The 2026 FIFA World Cup kicks off with a problem that no amount of tactical genius can solve: exhaustion. A BBC Sport analysis published on June 11 lays bare the toll that an increasingly bloated football calendar has taken on the players expected to perform at the highest level this summer.
France’s squad enters the tournament carrying the highest overall fatigue levels of any national team. And one Argentina player has racked up a staggering 76 matches this season.
The numbers behind the burnout
The BBC Sport study assessed full squads and starting XI workloads to quantify just how grueling the 2025-26 season has been. The methodology goes beyond simple match counts, examining cumulative minutes to paint a fuller picture of physical strain heading into a tournament that demands peak performance.
Over in the England camp, Aston Villa midfielder Morgan Rogers leads the Three Lions in total minutes played this season.

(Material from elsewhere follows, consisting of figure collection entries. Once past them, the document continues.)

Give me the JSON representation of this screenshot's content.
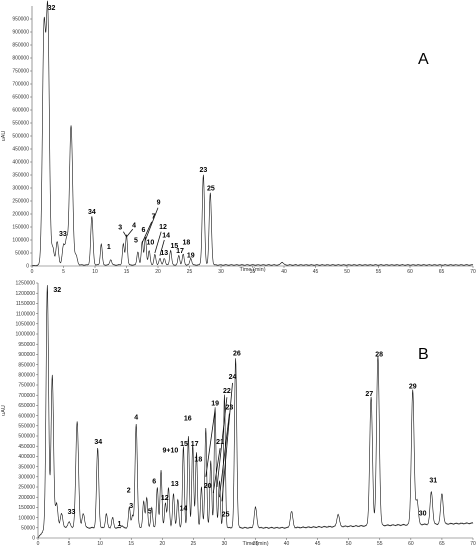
{
  "chart_data": [
    {
      "type": "line",
      "panel_label": "A",
      "xlabel": "Time (min)",
      "ylabel": "uAU",
      "xlim": [
        0,
        70
      ],
      "ylim": [
        0,
        1000000
      ],
      "x_ticks": [
        0,
        5,
        10,
        15,
        20,
        25,
        30,
        35,
        40,
        45,
        50,
        55,
        60,
        65,
        70
      ],
      "y_ticks": [
        0,
        50000,
        100000,
        150000,
        200000,
        250000,
        300000,
        350000,
        400000,
        450000,
        500000,
        550000,
        600000,
        650000,
        700000,
        750000,
        800000,
        850000,
        900000,
        950000
      ],
      "peaks": [
        {
          "x": 1.9,
          "y": 890000,
          "w": 0.25
        },
        {
          "x": 2.5,
          "y": 960000,
          "w": 0.25
        },
        {
          "x": 3.3,
          "y": 70000,
          "w": 0.2
        },
        {
          "x": 4.0,
          "y": 95000,
          "w": 0.2
        },
        {
          "x": 5.0,
          "y": 80000,
          "w": 0.2
        },
        {
          "x": 5.5,
          "y": 100000,
          "w": 0.2
        },
        {
          "x": 6.2,
          "y": 540000,
          "w": 0.25
        },
        {
          "x": 7.0,
          "y": 40000,
          "w": 0.2
        },
        {
          "x": 9.5,
          "y": 190000,
          "w": 0.18
        },
        {
          "x": 11.0,
          "y": 85000,
          "w": 0.15
        },
        {
          "x": 12.5,
          "y": 25000,
          "w": 0.15
        },
        {
          "x": 14.5,
          "y": 85000,
          "w": 0.15
        },
        {
          "x": 15.0,
          "y": 120000,
          "w": 0.15
        },
        {
          "x": 16.8,
          "y": 55000,
          "w": 0.15
        },
        {
          "x": 17.5,
          "y": 95000,
          "w": 0.15
        },
        {
          "x": 18.0,
          "y": 110000,
          "w": 0.15
        },
        {
          "x": 18.6,
          "y": 60000,
          "w": 0.15
        },
        {
          "x": 19.5,
          "y": 45000,
          "w": 0.15
        },
        {
          "x": 20.3,
          "y": 30000,
          "w": 0.15
        },
        {
          "x": 21.0,
          "y": 30000,
          "w": 0.15
        },
        {
          "x": 22.0,
          "y": 60000,
          "w": 0.15
        },
        {
          "x": 23.3,
          "y": 40000,
          "w": 0.15
        },
        {
          "x": 24.0,
          "y": 45000,
          "w": 0.15
        },
        {
          "x": 25.2,
          "y": 30000,
          "w": 0.15
        },
        {
          "x": 27.2,
          "y": 350000,
          "w": 0.18
        },
        {
          "x": 28.3,
          "y": 280000,
          "w": 0.18
        },
        {
          "x": 39.7,
          "y": 15000,
          "w": 0.2
        }
      ],
      "labels": [
        {
          "text": "32",
          "x": 3.1,
          "y": 985000
        },
        {
          "text": "34",
          "x": 9.5,
          "y": 200000
        },
        {
          "text": "33",
          "x": 4.9,
          "y": 115000
        },
        {
          "text": "3",
          "x": 14.0,
          "y": 140000
        },
        {
          "text": "4",
          "x": 16.2,
          "y": 148000
        },
        {
          "text": "9",
          "x": 20.1,
          "y": 236000
        },
        {
          "text": "7",
          "x": 19.3,
          "y": 182000
        },
        {
          "text": "6",
          "x": 17.7,
          "y": 130000
        },
        {
          "text": "12",
          "x": 20.8,
          "y": 142000
        },
        {
          "text": "5",
          "x": 16.5,
          "y": 90000
        },
        {
          "text": "14",
          "x": 21.3,
          "y": 110000
        },
        {
          "text": "10",
          "x": 18.8,
          "y": 82000
        },
        {
          "text": "15",
          "x": 22.6,
          "y": 70000
        },
        {
          "text": "18",
          "x": 24.5,
          "y": 82000
        },
        {
          "text": "13",
          "x": 21.0,
          "y": 42000
        },
        {
          "text": "17",
          "x": 23.5,
          "y": 50000
        },
        {
          "text": "19",
          "x": 25.2,
          "y": 33000
        },
        {
          "text": "1",
          "x": 12.2,
          "y": 65000
        },
        {
          "text": "23",
          "x": 27.2,
          "y": 362000
        },
        {
          "text": "25",
          "x": 28.4,
          "y": 290000
        }
      ],
      "leaders": [
        {
          "x1": 14.5,
          "y1": 132000,
          "x2": 15.0,
          "y2": 112000
        },
        {
          "x1": 16.0,
          "y1": 142000,
          "x2": 15.0,
          "y2": 112000
        },
        {
          "x1": 20.0,
          "y1": 224000,
          "x2": 18.0,
          "y2": 100000
        },
        {
          "x1": 19.0,
          "y1": 170000,
          "x2": 17.5,
          "y2": 90000
        },
        {
          "x1": 20.5,
          "y1": 132000,
          "x2": 19.5,
          "y2": 50000
        },
        {
          "x1": 21.0,
          "y1": 100000,
          "x2": 20.3,
          "y2": 40000
        }
      ]
    },
    {
      "type": "line",
      "panel_label": "B",
      "xlabel": "Time (min)",
      "ylabel": "uAU",
      "xlim": [
        0,
        70
      ],
      "ylim": [
        0,
        1250000
      ],
      "x_ticks": [
        0,
        5,
        10,
        15,
        20,
        25,
        30,
        35,
        40,
        45,
        50,
        55,
        60,
        65,
        70
      ],
      "y_ticks": [
        0,
        50000,
        100000,
        150000,
        200000,
        250000,
        300000,
        350000,
        400000,
        450000,
        500000,
        550000,
        600000,
        650000,
        700000,
        750000,
        800000,
        850000,
        900000,
        950000,
        1000000,
        1050000,
        1100000,
        1150000,
        1200000,
        1250000
      ],
      "peaks": [
        {
          "x": 1.5,
          "y": 1240000,
          "w": 0.2
        },
        {
          "x": 2.3,
          "y": 800000,
          "w": 0.2
        },
        {
          "x": 3.0,
          "y": 170000,
          "w": 0.2
        },
        {
          "x": 3.8,
          "y": 120000,
          "w": 0.2
        },
        {
          "x": 5.0,
          "y": 80000,
          "w": 0.2
        },
        {
          "x": 6.3,
          "y": 570000,
          "w": 0.22
        },
        {
          "x": 7.3,
          "y": 120000,
          "w": 0.2
        },
        {
          "x": 9.6,
          "y": 440000,
          "w": 0.18
        },
        {
          "x": 11.0,
          "y": 120000,
          "w": 0.15
        },
        {
          "x": 12.0,
          "y": 100000,
          "w": 0.15
        },
        {
          "x": 13.5,
          "y": 60000,
          "w": 0.15
        },
        {
          "x": 14.7,
          "y": 150000,
          "w": 0.15
        },
        {
          "x": 15.2,
          "y": 110000,
          "w": 0.15
        },
        {
          "x": 15.8,
          "y": 560000,
          "w": 0.18
        },
        {
          "x": 17.0,
          "y": 180000,
          "w": 0.15
        },
        {
          "x": 17.5,
          "y": 200000,
          "w": 0.15
        },
        {
          "x": 18.3,
          "y": 150000,
          "w": 0.15
        },
        {
          "x": 19.2,
          "y": 250000,
          "w": 0.15
        },
        {
          "x": 19.8,
          "y": 330000,
          "w": 0.15
        },
        {
          "x": 20.5,
          "y": 170000,
          "w": 0.15
        },
        {
          "x": 21.0,
          "y": 250000,
          "w": 0.15
        },
        {
          "x": 21.8,
          "y": 220000,
          "w": 0.15
        },
        {
          "x": 22.5,
          "y": 190000,
          "w": 0.15
        },
        {
          "x": 23.4,
          "y": 450000,
          "w": 0.15
        },
        {
          "x": 24.2,
          "y": 500000,
          "w": 0.15
        },
        {
          "x": 24.9,
          "y": 460000,
          "w": 0.15
        },
        {
          "x": 25.5,
          "y": 420000,
          "w": 0.15
        },
        {
          "x": 26.3,
          "y": 250000,
          "w": 0.15
        },
        {
          "x": 27.0,
          "y": 540000,
          "w": 0.15
        },
        {
          "x": 27.8,
          "y": 380000,
          "w": 0.15
        },
        {
          "x": 28.5,
          "y": 640000,
          "w": 0.15
        },
        {
          "x": 29.2,
          "y": 280000,
          "w": 0.15
        },
        {
          "x": 30.0,
          "y": 700000,
          "w": 0.15
        },
        {
          "x": 31.8,
          "y": 880000,
          "w": 0.18
        },
        {
          "x": 35.0,
          "y": 150000,
          "w": 0.2
        },
        {
          "x": 40.8,
          "y": 130000,
          "w": 0.2
        },
        {
          "x": 48.3,
          "y": 110000,
          "w": 0.2
        },
        {
          "x": 53.6,
          "y": 680000,
          "w": 0.22
        },
        {
          "x": 54.7,
          "y": 880000,
          "w": 0.22
        },
        {
          "x": 60.3,
          "y": 710000,
          "w": 0.22
        },
        {
          "x": 61.0,
          "y": 170000,
          "w": 0.2
        },
        {
          "x": 63.3,
          "y": 210000,
          "w": 0.2
        },
        {
          "x": 65.0,
          "y": 200000,
          "w": 0.2
        }
      ],
      "labels": [
        {
          "text": "32",
          "x": 3.1,
          "y": 1205000
        },
        {
          "text": "33",
          "x": 5.4,
          "y": 117000
        },
        {
          "text": "34",
          "x": 9.7,
          "y": 460000
        },
        {
          "text": "1",
          "x": 13.1,
          "y": 58000
        },
        {
          "text": "2",
          "x": 14.6,
          "y": 222000
        },
        {
          "text": "3",
          "x": 15.0,
          "y": 147000
        },
        {
          "text": "4",
          "x": 15.8,
          "y": 580000
        },
        {
          "text": "5",
          "x": 18.0,
          "y": 120000
        },
        {
          "text": "6",
          "x": 18.7,
          "y": 266000
        },
        {
          "text": "9+10",
          "x": 21.3,
          "y": 420000
        },
        {
          "text": "12",
          "x": 20.4,
          "y": 186000
        },
        {
          "text": "13",
          "x": 22.0,
          "y": 255000
        },
        {
          "text": "14",
          "x": 23.4,
          "y": 135000
        },
        {
          "text": "15",
          "x": 23.5,
          "y": 450000
        },
        {
          "text": "16",
          "x": 24.1,
          "y": 575000
        },
        {
          "text": "17",
          "x": 25.2,
          "y": 450000
        },
        {
          "text": "18",
          "x": 25.8,
          "y": 375000
        },
        {
          "text": "19",
          "x": 28.5,
          "y": 650000
        },
        {
          "text": "20",
          "x": 27.3,
          "y": 245000
        },
        {
          "text": "21",
          "x": 29.3,
          "y": 460000
        },
        {
          "text": "22",
          "x": 30.4,
          "y": 710000
        },
        {
          "text": "23",
          "x": 30.8,
          "y": 630000
        },
        {
          "text": "24",
          "x": 31.3,
          "y": 780000
        },
        {
          "text": "25",
          "x": 30.2,
          "y": 105000
        },
        {
          "text": "26",
          "x": 32.0,
          "y": 895000
        },
        {
          "text": "27",
          "x": 53.3,
          "y": 695000
        },
        {
          "text": "28",
          "x": 54.9,
          "y": 890000
        },
        {
          "text": "29",
          "x": 60.3,
          "y": 732000
        },
        {
          "text": "30",
          "x": 61.9,
          "y": 110000
        },
        {
          "text": "31",
          "x": 63.6,
          "y": 272000
        }
      ],
      "leaders": [
        {
          "x1": 28.5,
          "y1": 630000,
          "x2": 27.0,
          "y2": 300000
        },
        {
          "x1": 29.3,
          "y1": 440000,
          "x2": 28.2,
          "y2": 220000
        },
        {
          "x1": 30.4,
          "y1": 690000,
          "x2": 28.8,
          "y2": 250000
        },
        {
          "x1": 30.8,
          "y1": 610000,
          "x2": 29.2,
          "y2": 200000
        },
        {
          "x1": 31.3,
          "y1": 760000,
          "x2": 29.6,
          "y2": 180000
        }
      ]
    }
  ]
}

The fixture congestion crisis
These findings land in the middle of an already heated debate about fixture congestion in professional football. The expanded Club World Cup, which FIFA has pushed aggressively, has added yet another layer to an already overcrowded schedule.
A survey conducted by FIFPRO indicated that 44% of players reported experiencing extreme or heightened physical fatigue, with an alarming 20% citing high levels of mental and emotional strain. Certain athletes have faced the grueling reality of competing for three successive summers without a significant break.
The tension between club and international football sits at the heart of this problem. Clubs pay the wages and understandably want their investments on the pitch. National federations need those same players for tournaments that generate enormous revenue and cultural significance. The players themselves are caught in the middle, often with little meaningful say in how many matches they play.